Speech to text . . . ( expects an asterisk like file in …/out.wav)

// arecord  -d 5 -r 8 -c1 -f S16_LE ../out.wav
// Sample  to transcribe
// audio.
package main

import (

        speech "cloud.google.com/go/speech/apiv1"
        speechpb "google.golang.org/genproto/googleapis/cloud/speech/v1"

func main() {
        ctx := context.Background()

        // Creates a client.
        client, err := speech.NewClient(ctx)
        if err != nil {
                log.Fatalf("Failed to create client: %v", err)

        // Sets the name of the audio file to transcribe.
        filename := "../out.wav"

        // Reads the audio file into memory.
        data, err := ioutil.ReadFile(filename)
        if err != nil {
                log.Fatalf("Failed to read file: %v", err)

        // Detects speech in the audio file.
        resp, err := client.Recognize(ctx, &speechpb.RecognizeRequest{
                Config: &speechpb.RecognitionConfig{
                        Encoding:                   speechpb.RecognitionConfig_LINEAR16,
                        SampleRateHertz:            8000,
                        LanguageCode:               "en-US",
                        EnableAutomaticPunctuation: true,
                        Model:                      "phone_call",
                        //                        Model:           "video",
                        UseEnhanced: true,
                        //                  SpeechContext: {Phrases: []},

                Audio: &speechpb.RecognitionAudio{
                        AudioSource: &speechpb.RecognitionAudio_Content{Content: data},
        if err != nil {
                log.Fatalf("failed to recognize: %v", err)

        // Prints the results.
        for _, result := range resp.Results {
                for _, alt := range result.Alternatives {
                        fmt.Printf("\"%v\" (confidence=%3f)\n", alt.Transcript, alt.Confidence)

This to generate a grammatically formatted .wav file given a phone number and a country code, call it with argument 1 as phone nunber and argument 2 as country code, e.g.
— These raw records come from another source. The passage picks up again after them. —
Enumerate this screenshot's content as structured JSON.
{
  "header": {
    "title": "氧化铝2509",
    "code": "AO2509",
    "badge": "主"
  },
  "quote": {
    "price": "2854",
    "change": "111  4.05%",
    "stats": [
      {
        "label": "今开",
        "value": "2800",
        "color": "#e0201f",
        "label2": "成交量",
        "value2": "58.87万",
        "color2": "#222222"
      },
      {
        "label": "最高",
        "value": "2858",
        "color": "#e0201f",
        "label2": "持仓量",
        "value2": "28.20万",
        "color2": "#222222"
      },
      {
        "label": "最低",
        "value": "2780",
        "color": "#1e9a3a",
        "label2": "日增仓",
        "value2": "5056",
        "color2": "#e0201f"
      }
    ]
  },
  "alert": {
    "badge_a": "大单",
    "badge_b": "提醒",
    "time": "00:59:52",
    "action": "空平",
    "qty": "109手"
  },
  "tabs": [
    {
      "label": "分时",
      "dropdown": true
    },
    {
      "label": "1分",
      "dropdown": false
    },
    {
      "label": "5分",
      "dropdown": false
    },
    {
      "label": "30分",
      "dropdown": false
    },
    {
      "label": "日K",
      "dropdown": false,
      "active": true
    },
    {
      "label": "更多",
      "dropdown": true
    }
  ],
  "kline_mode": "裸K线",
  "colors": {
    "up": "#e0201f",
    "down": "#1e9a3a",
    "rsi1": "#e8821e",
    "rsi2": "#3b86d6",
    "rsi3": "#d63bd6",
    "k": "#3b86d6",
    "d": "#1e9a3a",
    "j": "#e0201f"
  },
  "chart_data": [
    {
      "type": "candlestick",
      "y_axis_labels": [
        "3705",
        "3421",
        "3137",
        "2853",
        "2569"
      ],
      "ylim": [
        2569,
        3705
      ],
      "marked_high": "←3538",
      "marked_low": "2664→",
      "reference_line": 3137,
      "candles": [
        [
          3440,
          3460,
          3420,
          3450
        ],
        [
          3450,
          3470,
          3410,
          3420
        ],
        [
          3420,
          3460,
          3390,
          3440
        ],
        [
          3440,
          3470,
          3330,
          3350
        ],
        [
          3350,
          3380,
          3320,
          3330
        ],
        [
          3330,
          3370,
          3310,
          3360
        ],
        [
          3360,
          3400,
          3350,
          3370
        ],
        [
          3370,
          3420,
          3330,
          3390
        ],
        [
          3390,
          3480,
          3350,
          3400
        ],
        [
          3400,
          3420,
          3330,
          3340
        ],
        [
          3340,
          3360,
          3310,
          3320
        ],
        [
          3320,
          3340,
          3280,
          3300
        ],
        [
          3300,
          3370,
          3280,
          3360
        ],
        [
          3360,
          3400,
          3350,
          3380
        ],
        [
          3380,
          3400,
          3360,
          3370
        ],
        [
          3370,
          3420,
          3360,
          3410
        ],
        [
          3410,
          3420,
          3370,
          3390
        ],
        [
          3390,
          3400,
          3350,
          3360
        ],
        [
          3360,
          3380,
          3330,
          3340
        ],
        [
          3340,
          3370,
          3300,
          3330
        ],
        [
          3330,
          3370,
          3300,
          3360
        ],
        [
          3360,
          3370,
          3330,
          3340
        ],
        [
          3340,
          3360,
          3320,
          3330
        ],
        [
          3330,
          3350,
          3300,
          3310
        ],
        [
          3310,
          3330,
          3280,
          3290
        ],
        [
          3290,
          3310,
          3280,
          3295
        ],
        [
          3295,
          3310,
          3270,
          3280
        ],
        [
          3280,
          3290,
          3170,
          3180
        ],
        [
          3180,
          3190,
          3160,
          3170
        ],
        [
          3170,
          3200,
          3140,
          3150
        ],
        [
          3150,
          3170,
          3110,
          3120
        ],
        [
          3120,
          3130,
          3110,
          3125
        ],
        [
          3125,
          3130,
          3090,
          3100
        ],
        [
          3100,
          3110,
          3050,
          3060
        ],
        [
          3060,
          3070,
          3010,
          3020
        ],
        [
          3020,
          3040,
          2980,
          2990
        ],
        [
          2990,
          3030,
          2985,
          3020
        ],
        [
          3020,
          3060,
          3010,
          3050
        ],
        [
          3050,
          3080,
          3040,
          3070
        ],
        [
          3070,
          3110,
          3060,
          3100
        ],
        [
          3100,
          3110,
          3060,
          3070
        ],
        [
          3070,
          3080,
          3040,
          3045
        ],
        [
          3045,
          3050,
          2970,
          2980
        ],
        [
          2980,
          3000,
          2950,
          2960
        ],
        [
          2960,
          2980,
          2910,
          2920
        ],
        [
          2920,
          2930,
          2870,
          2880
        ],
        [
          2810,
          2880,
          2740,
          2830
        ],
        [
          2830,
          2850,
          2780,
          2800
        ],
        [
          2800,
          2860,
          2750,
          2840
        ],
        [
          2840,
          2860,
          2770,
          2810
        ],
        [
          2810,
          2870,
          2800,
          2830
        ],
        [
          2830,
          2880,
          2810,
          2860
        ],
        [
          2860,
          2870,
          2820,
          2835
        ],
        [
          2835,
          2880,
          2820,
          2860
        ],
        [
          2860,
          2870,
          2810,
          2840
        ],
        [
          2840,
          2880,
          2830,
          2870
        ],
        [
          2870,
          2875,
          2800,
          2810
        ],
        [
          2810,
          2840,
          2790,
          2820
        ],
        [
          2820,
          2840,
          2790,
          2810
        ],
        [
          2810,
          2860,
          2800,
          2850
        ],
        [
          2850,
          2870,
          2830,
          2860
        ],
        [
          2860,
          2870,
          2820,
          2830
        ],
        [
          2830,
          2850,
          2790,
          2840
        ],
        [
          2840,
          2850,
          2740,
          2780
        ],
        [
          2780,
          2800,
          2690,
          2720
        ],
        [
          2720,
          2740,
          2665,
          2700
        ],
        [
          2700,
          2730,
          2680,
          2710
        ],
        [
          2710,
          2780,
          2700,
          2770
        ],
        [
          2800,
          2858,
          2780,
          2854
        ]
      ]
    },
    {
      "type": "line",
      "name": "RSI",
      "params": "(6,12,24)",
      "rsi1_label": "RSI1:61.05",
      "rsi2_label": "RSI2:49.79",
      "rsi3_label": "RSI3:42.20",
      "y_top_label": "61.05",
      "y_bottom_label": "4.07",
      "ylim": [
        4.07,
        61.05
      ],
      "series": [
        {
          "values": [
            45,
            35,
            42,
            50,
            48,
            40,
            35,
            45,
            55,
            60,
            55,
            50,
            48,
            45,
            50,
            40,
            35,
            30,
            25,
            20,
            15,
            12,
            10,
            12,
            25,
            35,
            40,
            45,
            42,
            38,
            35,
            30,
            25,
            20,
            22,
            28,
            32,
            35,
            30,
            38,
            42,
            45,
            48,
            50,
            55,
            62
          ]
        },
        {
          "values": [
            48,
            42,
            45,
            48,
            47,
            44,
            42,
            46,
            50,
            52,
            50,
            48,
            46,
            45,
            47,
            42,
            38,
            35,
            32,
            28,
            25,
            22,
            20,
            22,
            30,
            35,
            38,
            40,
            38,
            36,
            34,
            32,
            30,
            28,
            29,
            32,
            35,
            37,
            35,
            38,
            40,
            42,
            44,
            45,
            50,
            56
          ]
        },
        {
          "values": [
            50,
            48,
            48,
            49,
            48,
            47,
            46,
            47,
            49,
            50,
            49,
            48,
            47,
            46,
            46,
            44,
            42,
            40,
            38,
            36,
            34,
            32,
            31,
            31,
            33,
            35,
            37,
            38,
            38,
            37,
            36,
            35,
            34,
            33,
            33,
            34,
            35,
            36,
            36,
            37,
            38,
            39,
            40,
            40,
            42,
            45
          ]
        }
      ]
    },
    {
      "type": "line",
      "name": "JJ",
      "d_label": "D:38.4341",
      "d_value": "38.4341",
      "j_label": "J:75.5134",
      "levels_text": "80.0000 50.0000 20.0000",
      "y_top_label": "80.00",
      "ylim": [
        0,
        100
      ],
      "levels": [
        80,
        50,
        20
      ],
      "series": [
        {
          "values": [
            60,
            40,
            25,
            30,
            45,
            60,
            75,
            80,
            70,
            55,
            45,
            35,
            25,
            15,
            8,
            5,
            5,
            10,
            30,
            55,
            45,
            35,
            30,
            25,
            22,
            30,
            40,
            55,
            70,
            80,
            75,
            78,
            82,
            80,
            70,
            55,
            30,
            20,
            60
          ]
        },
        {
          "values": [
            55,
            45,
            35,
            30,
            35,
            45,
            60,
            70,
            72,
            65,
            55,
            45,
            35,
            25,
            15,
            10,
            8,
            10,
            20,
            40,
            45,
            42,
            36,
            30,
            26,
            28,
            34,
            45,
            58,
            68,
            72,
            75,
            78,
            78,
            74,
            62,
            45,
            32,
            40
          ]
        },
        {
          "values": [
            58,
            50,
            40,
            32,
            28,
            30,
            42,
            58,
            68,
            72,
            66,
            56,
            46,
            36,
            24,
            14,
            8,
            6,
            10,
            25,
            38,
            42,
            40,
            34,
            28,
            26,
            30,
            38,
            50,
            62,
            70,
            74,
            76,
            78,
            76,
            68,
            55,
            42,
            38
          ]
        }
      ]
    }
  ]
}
US for US FR for France, the output is obviously in US English, but of course you can use any of gcloud’s supported languages/voices.

package main                                                                                                                                                                                                                                   
import (
        texttospeech "cloud.google.com/go/texttospeech/apiv1"
        texttospeechpb "google.golang.org/genproto/googleapis/cloud/texttospeech/v1"

func main() {
        // Instantiates a client.
        ctx := context.Background()
num, err := phonenumbers.Parse(os.Args[1], os.Args[2])

e164 := phonenumbers.Format(num, phonenumbers.E164)

natnum := phonenumbers.Format(num, phonenumbers.NATIONAL)

message := ("Area Code " + natnum)
        client, err := texttospeech.NewClient(ctx)
        if err != nil {
        req := texttospeechpb.SynthesizeSpeechRequest{
                Input: &texttospeechpb.SynthesisInput{
                        InputSource: &texttospeechpb.SynthesisInput_Text{Text: message},
                Voice: &texttospeechpb.VoiceSelectionParams{
                        LanguageCode: "en-US",
                        Name:         "en-US-Wavenet-D",
                        SsmlGender: texttospeechpb.SsmlVoiceGender_MALE,
                AudioConfig: &texttospeechpb.AudioConfig{
                        AudioEncoding:   texttospeechpb.AudioEncoding_LINEAR16,
                        SampleRateHertz: 8000,

        resp, err := client.SynthesizeSpeech(ctx, &req)
        if err != nil {

        // The resp's AudioContent is binary.
        filename := "../out.wav"
        err = ioutil.WriteFile(filename, resp.AudioContent, 0644)
        if err != nil {

        fmt.Printf("Audio content written to file: %v\n", filename)

Hopefully I’ll get back to it and finish it off, but here you can see core functionality of both TTS and STT , splicing these two functions into asterisk dialplan is IMHO the easiest part.